Lessons Learned from the Monetary and Fiscal Bazooka
If there is one lesson for investors to take from the unprecedented events of 2020, it is to never underestimate the positive potency of globally coordinated monetary and fiscal policy on capital market values. A decade ago, we watched governments rescue the global financial system from the abyss in the wake of the Great Financial Crisis, but this feat was nothing compared to unprecedented measures taken in 2020. The sheer scale and speed with which governments acted to subsidize locked-down economies, prevent social unrest and underpin investor confidence was breathtaking. While there is no question that such bold action was required to protect the integrity and liquidity of global public capital markets, the speed at which asset prices recovered from the lows of March 23rd was indeed surprising. Both stocks and bonds produced good returns in 2020 despite a menacing and persistent pandemic.
The current consensus outlook for 2021 is that the widespread distribution of vaccines in the first half of the year will set the stage for the gradual normalization of economic and social activity in the second half. It is expected that the gradual reduction of social and economic constraints will unleash a torrent of pent-up consumer demand, which will carry on through to, at least, the first half of 2022. The resulting economic recovery will spur corporate profit growth and low interest rates will keep equities as the asset class of choice. In general, our view does not differ greatly from the consensus, but we are mindful of one potential scenario that could significantly disappoint and one that could deliver well above current expectations.

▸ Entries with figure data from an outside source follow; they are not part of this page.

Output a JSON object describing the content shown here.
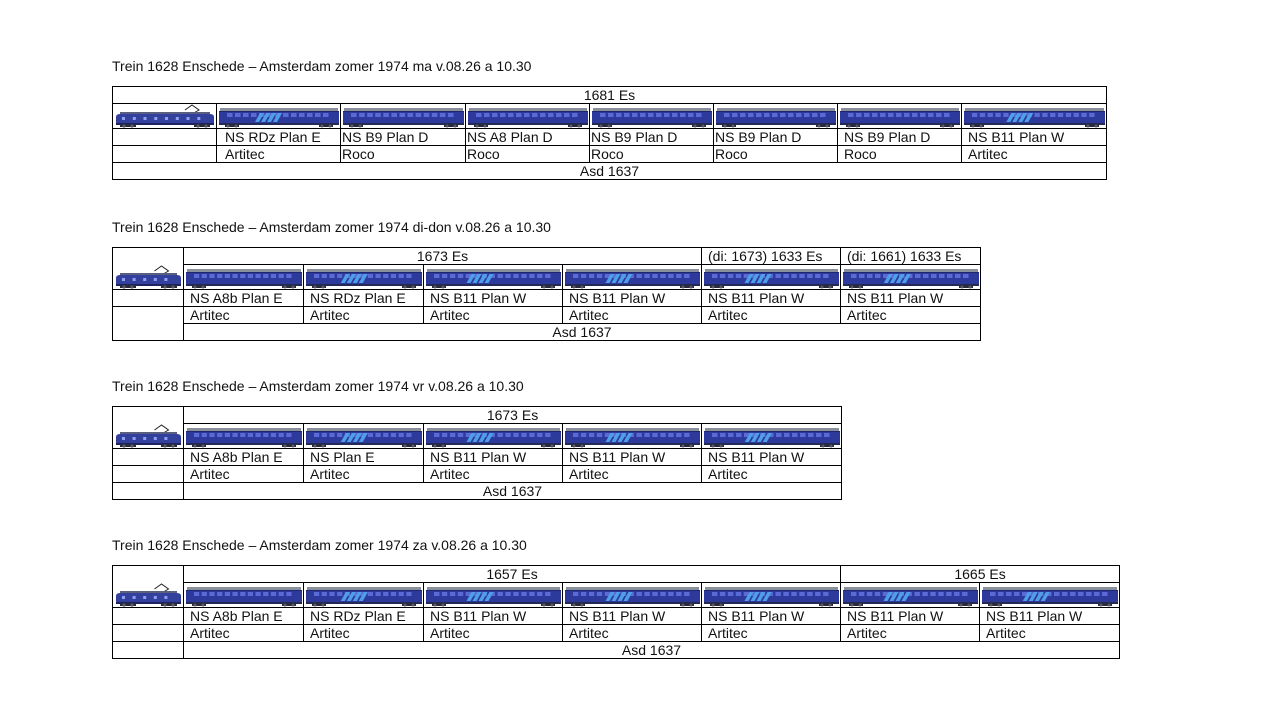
{
  "colors": {
    "car_body": "#2d3a9c",
    "car_roof": "#8a8f9c",
    "car_window": "#5a6bd8",
    "car_stripe": "#4f9ee8",
    "loco_body": "#34409e"
  },
  "blocks": [
    {
      "title": "Trein 1628 Enschede – Amsterdam zomer 1974 ma v.08.26  a 10.30",
      "destinations": [
        "1681 Es"
      ],
      "arrival": "Asd 1637",
      "cars": [
        {
          "type": "NS RDz Plan E",
          "maker": "Artitec",
          "variant": "stripe"
        },
        {
          "type": "NS B9 Plan D",
          "maker": "Roco",
          "variant": "plain"
        },
        {
          "type": "NS A8 Plan D",
          "maker": "Roco",
          "variant": "plain"
        },
        {
          "type": "NS B9 Plan D",
          "maker": "Roco",
          "variant": "plain"
        },
        {
          "type": "NS B9 Plan D",
          "maker": "Roco",
          "variant": "plain"
        },
        {
          "type": "NS B9 Plan D",
          "maker": "Roco",
          "variant": "plain"
        },
        {
          "type": "NS B11 Plan W",
          "maker": "Artitec",
          "variant": "stripe"
        }
      ]
    },
    {
      "title": "Trein 1628 Enschede – Amsterdam zomer 1974 di-don v.08.26 a 10.30",
      "destinations": [
        "1673 Es",
        "(di: 1673) 1633 Es",
        "(di: 1661) 1633 Es"
      ],
      "arrival": "Asd 1637",
      "cars": [
        {
          "type": "NS A8b Plan E",
          "maker": "Artitec",
          "variant": "plain"
        },
        {
          "type": "NS RDz Plan E",
          "maker": "Artitec",
          "variant": "stripe"
        },
        {
          "type": "NS B11 Plan W",
          "maker": "Artitec",
          "variant": "stripe"
        },
        {
          "type": "NS B11 Plan W",
          "maker": "Artitec",
          "variant": "stripe"
        },
        {
          "type": "NS B11 Plan W",
          "maker": "Artitec",
          "variant": "stripe"
        },
        {
          "type": "NS B11 Plan W",
          "maker": "Artitec",
          "variant": "stripe"
        }
      ]
    },
    {
      "title": "Trein 1628 Enschede – Amsterdam zomer 1974 vr v.08.26 a 10.30",
      "destinations": [
        "1673 Es"
      ],
      "arrival": "Asd 1637",
      "cars": [
        {
          "type": "NS A8b Plan E",
          "maker": "Artitec",
          "variant": "plain"
        },
        {
          "type": "NS Plan E",
          "maker": "Artitec",
          "variant": "stripe"
        },
        {
          "type": "NS B11 Plan W",
          "maker": "Artitec",
          "variant": "stripe"
        },
        {
          "type": "NS B11 Plan W",
          "maker": "Artitec",
          "variant": "stripe"
        },
        {
          "type": "NS B11 Plan W",
          "maker": "Artitec",
          "variant": "stripe"
        }
      ]
    },
    {
      "title": "Trein 1628 Enschede – Amsterdam zomer 1974 za v.08.26 a 10.30",
      "destinations": [
        "1657 Es",
        "1665 Es"
      ],
      "arrival": "Asd 1637",
      "cars": [
        {
          "type": "NS A8b Plan E",
          "maker": "Artitec",
          "variant": "plain"
        },
        {
          "type": "NS RDz Plan E",
          "maker": "Artitec",
          "variant": "stripe"
        },
        {
          "type": "NS B11 Plan W",
          "maker": "Artitec",
          "variant": "stripe"
        },
        {
          "type": "NS B11 Plan W",
          "maker": "Artitec",
          "variant": "stripe"
        },
        {
          "type": "NS B11 Plan W",
          "maker": "Artitec",
          "variant": "stripe"
        },
        {
          "type": "NS B11 Plan W",
          "maker": "Artitec",
          "variant": "stripe"
        },
        {
          "type": "NS B11 Plan W",
          "maker": "Artitec",
          "variant": "stripe"
        }
      ]
    }
  ]
}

First the disappointing scenario. If mutations of the COVID-19 virus were to render the current pipeline of vaccines ineffective, then it is highly likely that equity markets would decline sharply from their current all-time highs. It is worth noting that the current US volatility index (VIX) remains historically elevated, indicating that markets at present are taking some of this risk into account.
However, there is no way to predict or to prepare for this scenario other than holding a well-diversified global balanced portfolio (you do) which has proven to work pretty well through the current pandemic.
And you’ll want to be there for the melt-up scenario. Ultra-low interest rates for long term government borrowing may encourage North American and Western European governments to embark upon much needed large scale infrastructure spending. Only made more likely in the United States with the Democrats controlling the Executive Branch and both houses of Congress. Another round of stimulus, particularly of this nature, would further positively impact employment, capital spending and commodity prices. Equity markets under this scenario would most certainly surge higher.
We currently remain overweight equities and underweight fixed income. With respect to equities, we see better opportunity in non-US markets with their greater emphasis on value-oriented sectors such as industrials, financials and economic cyclicals.